There was paid directly upon said original loan, and endorsed on the original ten thousand dollar note, the sum of four thousand and sixty-seven dollars. Applying that sum, and casting interest at five per cent., there was due, principal and interest, January 6th, 1855, twenty-seven thousand nine hundred and forty-three dollars and ninety-one cents, from which is to be deducted said sum of one thousand two hundred and sixty-three dollars and forty-three cents, leaving twenty-six thousand six hundred and eighty dollars and forty-eight cents. Add to this one-half of one per cent, exchange on New York one hundred and thirtyrthree dollars and forty cents, making twenty-six thousand eight hundred and thirteen dollars and eighty-eight cents, the true principal sum of said new notes. Interest cast on this from January 6th, 1855, to February 28th, 1861, would make the *401amount thirty-six thousand six hundred and ninety-nine dollars and twenty-three cents, the sum for which judgment should be entered of that date.

As before intimated, it was competent for the principal parties to make any application of the funds furnished by Smith, Dwight & Co. on the score of redemptions, that the law would permit to the plaintiff bank.

And while the defendant should not be made chargeable for more than his contract liability, he would have no right to complain. It being competent for the bank to receive six per cent, on the original loans, and it being evident that Smith, Dwight & Co., in the settlement, were satisfied, and intended to allow the bank not only what was equivalent to that rate of interest, but even more, by way of funds furnished, we allow the matter to stand in that respect as the parties adjusted it, up to the limit to which the bank was authorized to receive interest.

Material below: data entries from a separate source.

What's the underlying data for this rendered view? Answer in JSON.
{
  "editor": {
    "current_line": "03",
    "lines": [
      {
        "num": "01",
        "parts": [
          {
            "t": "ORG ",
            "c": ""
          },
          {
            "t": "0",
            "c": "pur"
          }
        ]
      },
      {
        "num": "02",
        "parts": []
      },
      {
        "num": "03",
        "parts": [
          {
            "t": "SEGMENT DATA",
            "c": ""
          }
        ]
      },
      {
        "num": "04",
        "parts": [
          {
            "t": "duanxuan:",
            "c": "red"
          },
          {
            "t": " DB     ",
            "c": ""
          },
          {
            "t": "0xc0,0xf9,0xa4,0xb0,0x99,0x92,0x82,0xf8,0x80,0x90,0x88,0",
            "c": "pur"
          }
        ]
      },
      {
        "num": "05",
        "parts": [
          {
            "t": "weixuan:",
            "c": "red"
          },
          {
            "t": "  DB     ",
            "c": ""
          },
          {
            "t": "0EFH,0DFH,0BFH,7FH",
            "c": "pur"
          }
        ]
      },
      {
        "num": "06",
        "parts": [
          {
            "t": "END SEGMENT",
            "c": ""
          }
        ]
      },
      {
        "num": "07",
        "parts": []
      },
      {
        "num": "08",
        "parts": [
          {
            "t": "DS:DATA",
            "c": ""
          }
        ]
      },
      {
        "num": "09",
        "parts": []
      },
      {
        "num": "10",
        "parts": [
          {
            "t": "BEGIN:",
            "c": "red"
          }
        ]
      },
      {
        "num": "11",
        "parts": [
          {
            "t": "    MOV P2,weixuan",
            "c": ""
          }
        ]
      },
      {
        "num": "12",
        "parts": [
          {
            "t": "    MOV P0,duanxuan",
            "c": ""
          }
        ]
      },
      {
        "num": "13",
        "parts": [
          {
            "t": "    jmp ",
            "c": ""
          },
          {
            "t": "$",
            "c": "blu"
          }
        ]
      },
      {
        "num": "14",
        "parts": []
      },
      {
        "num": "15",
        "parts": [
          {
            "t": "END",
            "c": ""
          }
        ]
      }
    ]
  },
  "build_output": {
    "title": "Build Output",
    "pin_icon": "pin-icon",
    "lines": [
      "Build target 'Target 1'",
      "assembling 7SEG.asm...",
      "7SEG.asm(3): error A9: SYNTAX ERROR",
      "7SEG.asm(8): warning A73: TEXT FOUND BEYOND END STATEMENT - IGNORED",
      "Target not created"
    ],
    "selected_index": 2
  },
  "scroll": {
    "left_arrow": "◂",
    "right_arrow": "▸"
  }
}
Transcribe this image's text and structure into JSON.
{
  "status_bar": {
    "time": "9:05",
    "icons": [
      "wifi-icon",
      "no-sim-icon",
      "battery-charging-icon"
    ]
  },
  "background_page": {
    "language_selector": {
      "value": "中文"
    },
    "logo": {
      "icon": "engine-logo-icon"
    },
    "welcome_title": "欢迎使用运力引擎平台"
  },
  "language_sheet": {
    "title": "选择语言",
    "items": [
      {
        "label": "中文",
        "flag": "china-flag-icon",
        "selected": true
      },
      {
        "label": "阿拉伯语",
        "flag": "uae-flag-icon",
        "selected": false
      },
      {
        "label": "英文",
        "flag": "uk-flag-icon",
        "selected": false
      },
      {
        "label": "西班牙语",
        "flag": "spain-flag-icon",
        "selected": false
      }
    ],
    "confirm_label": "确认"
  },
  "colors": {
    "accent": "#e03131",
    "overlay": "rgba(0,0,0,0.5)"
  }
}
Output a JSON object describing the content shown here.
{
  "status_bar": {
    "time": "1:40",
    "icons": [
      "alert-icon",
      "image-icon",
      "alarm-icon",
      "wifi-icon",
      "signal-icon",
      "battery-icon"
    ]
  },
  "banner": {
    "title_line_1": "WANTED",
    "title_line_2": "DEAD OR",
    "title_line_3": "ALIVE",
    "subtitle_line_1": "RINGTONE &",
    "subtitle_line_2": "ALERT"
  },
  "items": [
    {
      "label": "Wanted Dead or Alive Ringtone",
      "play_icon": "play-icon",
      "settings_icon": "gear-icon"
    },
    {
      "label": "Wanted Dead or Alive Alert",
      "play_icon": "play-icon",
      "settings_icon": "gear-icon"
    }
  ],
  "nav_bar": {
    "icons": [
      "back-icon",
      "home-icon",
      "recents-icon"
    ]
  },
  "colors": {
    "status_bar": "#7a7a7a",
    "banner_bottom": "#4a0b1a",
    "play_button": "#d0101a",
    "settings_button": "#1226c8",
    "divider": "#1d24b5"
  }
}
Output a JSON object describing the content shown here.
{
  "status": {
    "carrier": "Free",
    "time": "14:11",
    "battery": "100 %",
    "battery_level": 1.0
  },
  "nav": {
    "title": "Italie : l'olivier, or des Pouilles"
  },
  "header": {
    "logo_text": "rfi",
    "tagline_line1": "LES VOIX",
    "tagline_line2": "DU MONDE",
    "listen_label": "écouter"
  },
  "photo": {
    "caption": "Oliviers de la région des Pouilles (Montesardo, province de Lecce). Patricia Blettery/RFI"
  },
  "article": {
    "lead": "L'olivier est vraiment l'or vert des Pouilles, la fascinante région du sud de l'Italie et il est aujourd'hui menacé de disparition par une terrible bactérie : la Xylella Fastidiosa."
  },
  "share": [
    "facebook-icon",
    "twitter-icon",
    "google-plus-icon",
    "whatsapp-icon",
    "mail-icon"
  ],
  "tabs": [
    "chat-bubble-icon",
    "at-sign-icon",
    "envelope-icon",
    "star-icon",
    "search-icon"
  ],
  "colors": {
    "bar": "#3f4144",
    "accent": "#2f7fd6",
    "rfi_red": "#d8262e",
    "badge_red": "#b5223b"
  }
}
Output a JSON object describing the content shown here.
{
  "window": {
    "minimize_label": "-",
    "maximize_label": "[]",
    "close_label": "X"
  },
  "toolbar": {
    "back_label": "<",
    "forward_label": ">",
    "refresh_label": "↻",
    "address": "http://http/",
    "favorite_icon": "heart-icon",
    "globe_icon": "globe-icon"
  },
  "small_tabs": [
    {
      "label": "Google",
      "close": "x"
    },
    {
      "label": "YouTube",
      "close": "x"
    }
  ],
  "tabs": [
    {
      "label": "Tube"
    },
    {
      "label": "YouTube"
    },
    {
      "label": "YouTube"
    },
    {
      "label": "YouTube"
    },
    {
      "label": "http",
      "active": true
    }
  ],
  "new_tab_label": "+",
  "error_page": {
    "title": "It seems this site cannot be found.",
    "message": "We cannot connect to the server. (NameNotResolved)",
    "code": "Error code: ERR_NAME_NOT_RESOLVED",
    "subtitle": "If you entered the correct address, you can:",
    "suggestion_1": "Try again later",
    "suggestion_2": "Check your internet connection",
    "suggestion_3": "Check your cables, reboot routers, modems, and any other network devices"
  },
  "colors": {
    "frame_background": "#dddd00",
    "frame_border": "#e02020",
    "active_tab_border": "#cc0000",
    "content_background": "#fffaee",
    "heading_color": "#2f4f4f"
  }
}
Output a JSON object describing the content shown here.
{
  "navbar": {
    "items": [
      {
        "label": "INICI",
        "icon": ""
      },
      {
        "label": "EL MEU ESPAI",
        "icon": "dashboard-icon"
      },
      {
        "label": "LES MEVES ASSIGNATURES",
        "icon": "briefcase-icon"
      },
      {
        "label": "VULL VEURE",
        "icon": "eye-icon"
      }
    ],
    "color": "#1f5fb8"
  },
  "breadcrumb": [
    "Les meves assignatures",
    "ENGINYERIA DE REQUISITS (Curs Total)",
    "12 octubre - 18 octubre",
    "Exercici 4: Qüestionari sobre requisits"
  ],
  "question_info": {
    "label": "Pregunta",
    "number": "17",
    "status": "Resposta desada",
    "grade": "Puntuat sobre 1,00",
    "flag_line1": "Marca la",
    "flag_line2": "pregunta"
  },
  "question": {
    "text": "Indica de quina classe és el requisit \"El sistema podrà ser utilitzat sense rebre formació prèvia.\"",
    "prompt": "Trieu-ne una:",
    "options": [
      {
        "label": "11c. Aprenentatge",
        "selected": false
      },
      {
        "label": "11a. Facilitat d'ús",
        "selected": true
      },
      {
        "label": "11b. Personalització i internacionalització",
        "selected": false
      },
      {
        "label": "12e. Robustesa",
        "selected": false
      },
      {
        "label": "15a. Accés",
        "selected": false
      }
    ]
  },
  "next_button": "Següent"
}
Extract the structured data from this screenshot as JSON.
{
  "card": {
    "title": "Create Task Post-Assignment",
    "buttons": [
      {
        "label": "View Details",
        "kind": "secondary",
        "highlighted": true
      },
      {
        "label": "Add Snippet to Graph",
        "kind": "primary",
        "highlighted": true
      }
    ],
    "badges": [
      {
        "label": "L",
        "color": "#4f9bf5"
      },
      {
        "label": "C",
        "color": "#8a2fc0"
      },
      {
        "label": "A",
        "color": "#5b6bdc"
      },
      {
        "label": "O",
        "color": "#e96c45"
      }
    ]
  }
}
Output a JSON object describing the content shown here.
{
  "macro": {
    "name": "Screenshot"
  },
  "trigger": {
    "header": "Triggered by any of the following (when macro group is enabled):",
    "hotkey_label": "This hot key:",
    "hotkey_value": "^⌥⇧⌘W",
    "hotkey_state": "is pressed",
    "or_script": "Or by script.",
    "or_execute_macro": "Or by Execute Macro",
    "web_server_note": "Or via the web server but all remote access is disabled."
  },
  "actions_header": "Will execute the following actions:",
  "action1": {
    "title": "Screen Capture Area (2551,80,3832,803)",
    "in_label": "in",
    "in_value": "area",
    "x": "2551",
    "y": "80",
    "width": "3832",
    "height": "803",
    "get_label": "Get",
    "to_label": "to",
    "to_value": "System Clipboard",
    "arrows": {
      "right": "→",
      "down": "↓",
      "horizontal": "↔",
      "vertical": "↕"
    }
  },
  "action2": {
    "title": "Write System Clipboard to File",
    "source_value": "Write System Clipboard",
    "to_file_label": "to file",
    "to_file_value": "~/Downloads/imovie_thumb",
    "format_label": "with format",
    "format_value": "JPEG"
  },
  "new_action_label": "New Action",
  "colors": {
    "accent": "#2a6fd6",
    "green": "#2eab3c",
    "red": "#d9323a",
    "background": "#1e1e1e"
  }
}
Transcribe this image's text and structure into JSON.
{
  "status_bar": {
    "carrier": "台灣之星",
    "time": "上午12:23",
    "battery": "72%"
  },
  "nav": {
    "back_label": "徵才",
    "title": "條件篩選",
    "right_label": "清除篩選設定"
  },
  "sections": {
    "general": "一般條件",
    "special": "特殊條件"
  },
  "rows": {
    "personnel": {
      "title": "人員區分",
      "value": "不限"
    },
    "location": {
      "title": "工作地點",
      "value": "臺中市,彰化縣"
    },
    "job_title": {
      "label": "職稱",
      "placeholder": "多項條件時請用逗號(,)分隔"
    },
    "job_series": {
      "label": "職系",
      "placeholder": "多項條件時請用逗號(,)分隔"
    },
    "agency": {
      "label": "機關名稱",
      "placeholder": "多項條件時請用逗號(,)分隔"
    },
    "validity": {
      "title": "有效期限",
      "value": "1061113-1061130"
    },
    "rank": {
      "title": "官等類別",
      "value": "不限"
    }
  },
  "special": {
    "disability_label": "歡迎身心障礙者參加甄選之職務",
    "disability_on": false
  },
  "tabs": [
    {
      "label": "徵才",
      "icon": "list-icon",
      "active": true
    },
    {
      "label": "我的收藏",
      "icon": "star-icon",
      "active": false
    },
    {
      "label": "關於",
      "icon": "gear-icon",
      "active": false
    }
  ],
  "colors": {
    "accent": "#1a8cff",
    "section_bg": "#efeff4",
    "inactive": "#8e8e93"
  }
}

The disposition we have thus made of the case covers all the substantial grounds of debate arising upon the exceptions. Many points were taken in the argument, which we have not specifically discussed, for the reason that they arose, and depended upon, the leading grounds, to which we have given particular attention, and which are disposed of in the disposition we make of those leading grounds.

The result is,, that, as the judgment embraces more than the bank was entitled to recover, it is reversed, and, as the case enables us to ascertain the true sum, judgment is rendered in this court for that sum, without remanding the case.